The bill reintroduced in the Senate proposes for medical marijuana legalization but under strict regulations only. A few of them are as follows:

  • An 11 member Alabama Medical Cannabis Commission must be established to implement and administer the regulations and all licensing procedures. 
  • A medical patient can qualify for using medical marijuana only if they have one of the 20 medical conditions decided by the lawmakers. 
  • The only allowed method of consumption is capsules, lozenges, suppositories, oils, and topicals (including transdermal patches). 
  • Physicians need to undergo a four hours education course and pass an exam to be able to recommend medical marijuana. They also need to have refresher classes every two years. 

Not all provisions in the bill are fully accepted. For instance, the bill allows people to use medical marijuana for chronic pain only if the opioid treatment proves ineffective. Many believe that it’s a problematic clause as patients should not wait for their condition to degrade before using medical marijuana. 

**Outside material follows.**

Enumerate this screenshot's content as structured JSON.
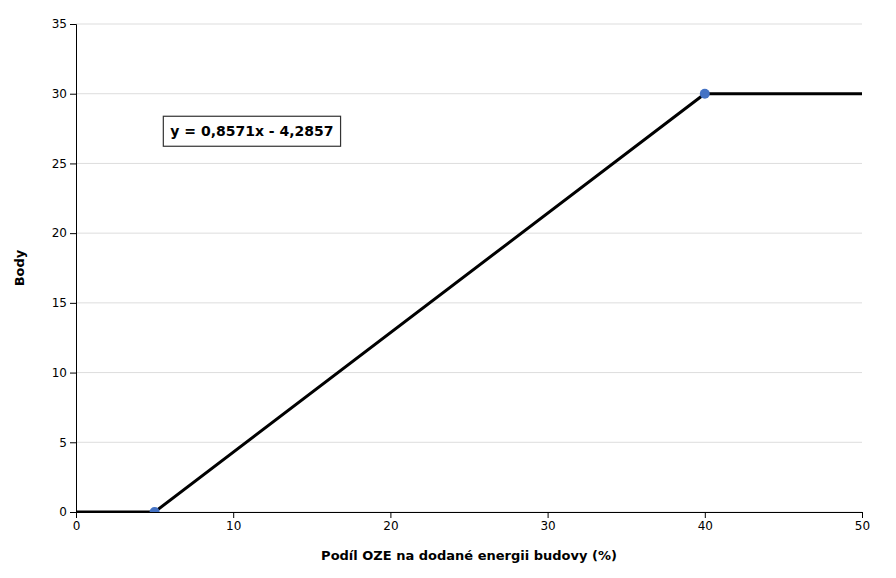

Regardless, the proposition is a positive step towards marijuana reforms. If Alabama passes the bill and legalizes medical marijuana, more patients within the state boundaries can benefit from the therapeutic properties of the herb possibly with a 420 card. Additionally, it’s good news for the state’s economy as well. The taxes and fees collected from medical marijuana sales would increase the annual revenue and also create more jobs for the people.